Song by George Givot
- Released: 1955
- Genre: Italian-style pop
- Label: Walt Disney
- Composer: Sonny Burke
- Lyricist: Peggy Lee

= Bella Notte =

US 1955 song

"Bella Notte" (Italian for "Beautiful Night") is a romantic song for the 1955 animated motion picture Lady and the Tramp from Walt Disney Productions. The music was composed by Sonny Burke and the lyrics were written by Peggy Lee. The song was performed in the film by George Givot, who also provided the voice of Tony. It is sung onscreen during the falling in love over a shared plate of spaghetti sequence.

Peggy Lee recorded the song for herself for a 1955 Decca release with a choir and orchestra led by Victor Young. The song has also been recorded for a Disneyland album, sung by Bob Grabeau.

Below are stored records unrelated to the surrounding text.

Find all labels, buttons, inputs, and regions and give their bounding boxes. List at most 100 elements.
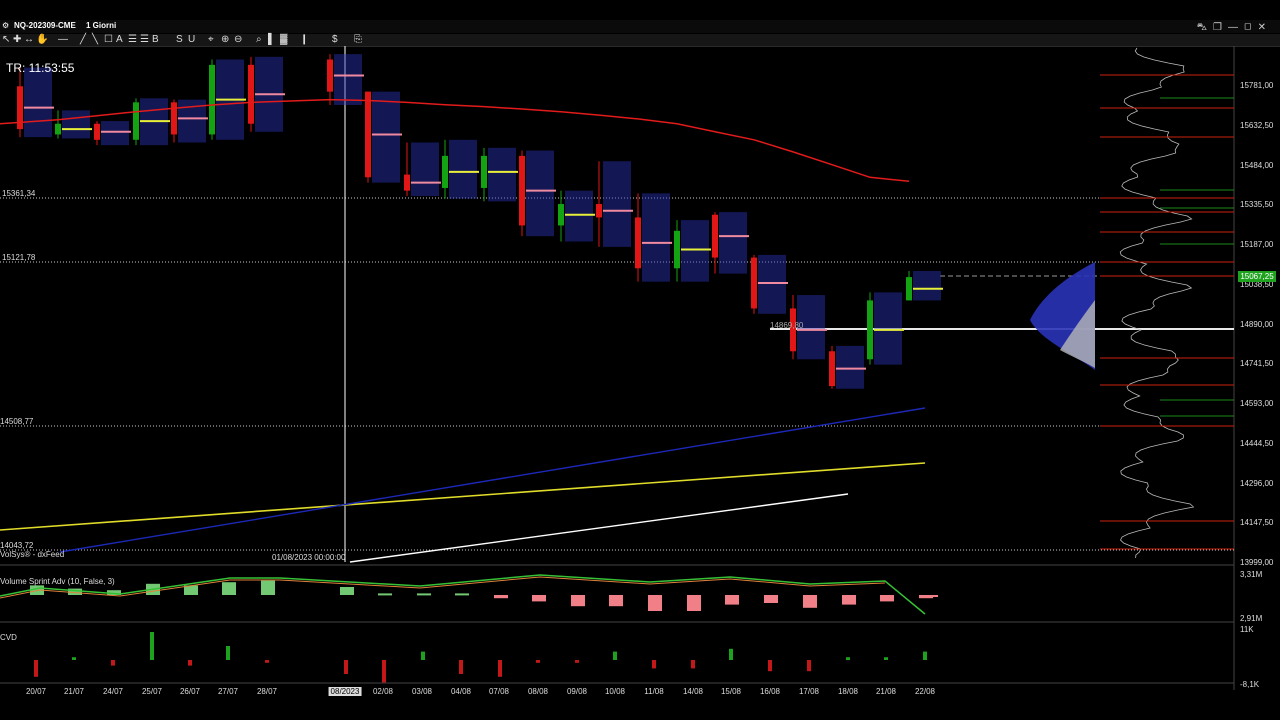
toolbar-tool-4[interactable]: — — [58, 34, 68, 45]
candle-body — [442, 155, 448, 188]
candle-body — [829, 351, 835, 387]
feed-label: VolSys® - dxFeed — [0, 550, 65, 559]
symbol-label[interactable]: NQ-202309-CME — [14, 21, 76, 30]
app-icon: ⚙ — [2, 21, 10, 30]
cvd-bar — [111, 660, 115, 666]
restore-icon[interactable]: ❐ — [1213, 22, 1228, 33]
poc-level-label: 14869,80 — [770, 321, 804, 330]
toolbar-tool-9[interactable]: ☰ — [128, 34, 137, 45]
cvd-bar — [382, 660, 386, 683]
toolbar-tool-15[interactable]: ⊕ — [221, 34, 230, 45]
maximize-icon[interactable]: ☐ — [1243, 22, 1258, 33]
volume-osc-bar — [725, 595, 739, 605]
candle-body — [327, 59, 333, 92]
cvd-bar — [421, 651, 425, 660]
toolbar-tool-0[interactable]: ↖ — [2, 34, 11, 45]
candle-body — [519, 155, 525, 226]
x-axis-label: 09/08 — [566, 687, 588, 696]
bar-profile — [836, 345, 864, 389]
toolbar-tool-14[interactable]: ⌖ — [208, 34, 214, 45]
volume-osc-bar — [107, 590, 121, 595]
toolbar-tool-1[interactable]: ✚ — [13, 34, 22, 45]
candle-body — [635, 217, 641, 269]
timeframe-label[interactable]: 1 Giorni — [86, 21, 117, 30]
volume-osc-bar — [184, 585, 198, 595]
x-axis-label: 04/08 — [450, 687, 472, 696]
x-axis-label: 26/07 — [179, 687, 201, 696]
volume-oscillator-title: Volume Sprint Adv (10, False, 3) — [0, 577, 115, 586]
candle-body — [596, 204, 602, 218]
volume-osc-bar — [417, 593, 431, 596]
timer-label: TR: 11:53:55 — [6, 61, 75, 75]
volume-osc-bar — [880, 595, 894, 602]
candle-body — [751, 257, 757, 309]
bar-profile — [62, 110, 90, 139]
toolbar-tool-20[interactable]: ❙ — [300, 34, 309, 45]
toolbar-tool-16[interactable]: ⊖ — [234, 34, 243, 45]
x-axis-label: 25/07 — [141, 687, 163, 696]
toolbar-tool-11[interactable]: B — [152, 34, 159, 45]
x-axis-label: 28/07 — [256, 687, 278, 696]
toolbar-tool-3[interactable]: ✋ — [36, 34, 49, 45]
minimize-icon[interactable]: — — [1227, 22, 1244, 33]
bar-profile — [797, 295, 825, 360]
last-price-tag: 15067,25 — [1238, 271, 1276, 282]
volume-osc-bar — [532, 595, 546, 602]
price-axis-label: 15781,00 — [1240, 81, 1274, 90]
toolbar-tool-8[interactable]: A — [116, 34, 123, 45]
volume-osc-bar — [222, 582, 236, 595]
toolbar-tool-13[interactable]: U — [188, 34, 196, 45]
price-axis-label: 15038,50 — [1240, 280, 1274, 289]
toolbar-tool-22[interactable]: ⎘ — [354, 34, 362, 45]
bar-profile — [526, 150, 554, 237]
toolbar-tool-7[interactable]: ☐ — [104, 34, 113, 45]
x-axis-label: 21/07 — [63, 687, 85, 696]
candle-body — [712, 214, 718, 258]
price-axis-label: 15335,50 — [1240, 200, 1274, 209]
cvd-bar — [34, 660, 38, 677]
toolbar-tool-5[interactable]: ╱ — [80, 34, 87, 45]
vol-axis-top: 3,31M — [1240, 570, 1263, 579]
toolbar-tool-6[interactable]: ╲ — [92, 34, 99, 45]
cvd-bar — [846, 657, 850, 660]
price-axis-label: 14890,00 — [1240, 320, 1274, 329]
volume-osc-bar — [764, 595, 778, 603]
volume-osc-signal-orange — [0, 576, 886, 599]
volume-osc-bar — [455, 593, 469, 596]
x-axis-label: 22/08 — [914, 687, 936, 696]
toolbar-tool-17[interactable]: ⌕ — [256, 34, 262, 45]
close-icon[interactable]: ✕ — [1257, 22, 1272, 33]
price-axis-label: 14444,50 — [1240, 439, 1274, 448]
x-axis-label: 16/08 — [759, 687, 781, 696]
candle-body — [55, 123, 61, 135]
bar-profile — [334, 54, 362, 106]
candle-body — [94, 123, 100, 140]
x-axis-label: 03/08 — [411, 687, 433, 696]
bar-profile — [24, 67, 52, 138]
cvd-bar — [807, 660, 811, 672]
volume-osc-bar — [494, 595, 508, 599]
toolbar-tool-19[interactable]: ▓ — [280, 34, 288, 45]
toolbar-tool-21[interactable]: $ — [332, 34, 338, 45]
vol-axis-bottom: 2,91M — [1240, 614, 1263, 623]
toolbar-tool-18[interactable]: ▌ — [268, 34, 276, 45]
x-axis-label: 02/08 — [372, 687, 394, 696]
session-profile-grey — [1060, 300, 1095, 368]
toolbar-tool-2[interactable]: ↔ — [24, 34, 34, 45]
candle-body — [171, 102, 177, 135]
x-axis-label: 27/07 — [217, 687, 239, 696]
window-controls: ⛍❐—☐✕ — [1197, 22, 1272, 35]
cvd-axis-top: 11K — [1240, 625, 1254, 634]
toolbar-tool-10[interactable]: ☰ — [140, 34, 149, 45]
bar-profile — [642, 193, 670, 282]
candle-body — [17, 86, 23, 130]
trend-line-white — [349, 493, 849, 563]
bar-profile — [411, 142, 439, 197]
bar-profile — [758, 254, 786, 314]
trend-line-yellow — [0, 462, 926, 531]
cvd-bar — [265, 660, 269, 663]
toolbar-tool-12[interactable]: S — [176, 34, 183, 45]
pin-icon[interactable]: ⛍ — [1196, 22, 1213, 33]
cvd-bar — [923, 651, 927, 660]
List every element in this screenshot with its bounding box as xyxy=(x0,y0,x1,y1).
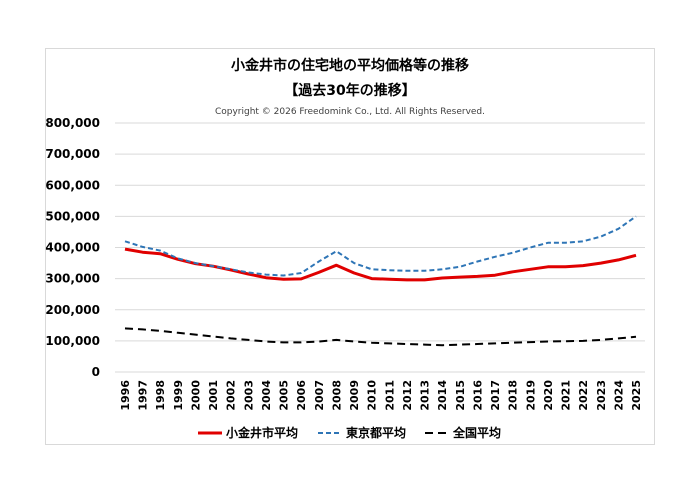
x-tick-label: 2012 xyxy=(401,380,414,411)
x-tick-label: 2009 xyxy=(348,380,361,411)
legend-swatch xyxy=(425,431,449,434)
x-tick-label: 2025 xyxy=(630,380,643,411)
x-tick-label: 1998 xyxy=(154,380,167,411)
x-tick-label: 2018 xyxy=(507,380,520,411)
legend-swatch xyxy=(198,431,222,434)
y-tick-label: 300,000 xyxy=(45,272,100,286)
copyright: Copyright © 2026 Freedomink Co., Ltd. Al… xyxy=(214,107,486,117)
x-tick-label: 2010 xyxy=(366,380,379,411)
chart-subtitle: 【過去30年の推移】 xyxy=(284,83,416,99)
y-tick-label: 400,000 xyxy=(45,241,100,255)
legend-swatch xyxy=(318,431,342,434)
x-tick-label: 2016 xyxy=(471,380,484,411)
y-tick-label: 0 xyxy=(92,365,100,379)
x-tick-label: 2022 xyxy=(577,380,590,411)
x-tick-label: 2005 xyxy=(278,380,291,411)
x-tick-label: 2006 xyxy=(295,380,308,411)
x-tick-label: 2004 xyxy=(260,380,273,411)
x-tick-label: 2024 xyxy=(612,380,625,411)
y-tick-label: 700,000 xyxy=(45,147,100,161)
x-tick-label: 2013 xyxy=(419,380,432,411)
series-line-1 xyxy=(124,215,637,277)
x-tick-label: 2019 xyxy=(524,380,537,411)
series-line-2 xyxy=(124,327,637,347)
x-tick-label: 2002 xyxy=(225,380,238,411)
x-tick-label: 2011 xyxy=(383,380,396,411)
legend-label: 全国平均 xyxy=(453,426,502,440)
legend-item: 小金井市平均 xyxy=(198,424,298,441)
x-tick-label: 2008 xyxy=(330,380,343,411)
x-tick-label: 2015 xyxy=(454,380,467,411)
y-tick-label: 600,000 xyxy=(45,178,100,192)
x-tick-label: 2020 xyxy=(542,380,555,411)
x-tick-label: 2017 xyxy=(489,380,502,411)
x-tick-label: 2003 xyxy=(242,380,255,411)
chart-title: 小金井市の住宅地の平均価格等の推移 xyxy=(231,58,469,74)
chart-frame xyxy=(45,48,655,445)
x-tick-label: 2007 xyxy=(313,380,326,411)
legend-item: 全国平均 xyxy=(425,424,501,441)
x-tick-label: 1999 xyxy=(172,380,185,411)
x-tick-label: 2021 xyxy=(560,380,573,411)
y-tick-label: 200,000 xyxy=(45,303,100,317)
legend-label: 小金井市平均 xyxy=(226,426,299,440)
x-tick-label: 1996 xyxy=(119,380,132,411)
legend-label: 東京都平均 xyxy=(346,426,407,440)
x-tick-label: 1997 xyxy=(137,380,150,411)
y-tick-label: 800,000 xyxy=(45,116,100,130)
x-tick-label: 2000 xyxy=(189,380,202,411)
y-tick-label: 500,000 xyxy=(45,209,100,223)
legend-item: 東京都平均 xyxy=(318,424,406,441)
y-tick-label: 100,000 xyxy=(45,334,100,348)
x-tick-label: 2023 xyxy=(595,380,608,411)
x-tick-label: 2014 xyxy=(436,380,449,411)
x-tick-label: 2001 xyxy=(207,380,220,411)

Ronnie Hilton recorded the song, and Siw Malmkvist recorded the song in Swedish, releasing it on a record in February 1956. The song has also been recorded by Vikingarna on the 1979 album Vikingarnas julparty and Christer Sjögren himself on the 1994 Christmas album När ljusen ska tändas därhemma.

Mark Salling, Kevin McHale, and Chord Overstreet recorded the song, and performed it on twenty-second episode and season two finale of Glee on May 24, 2011.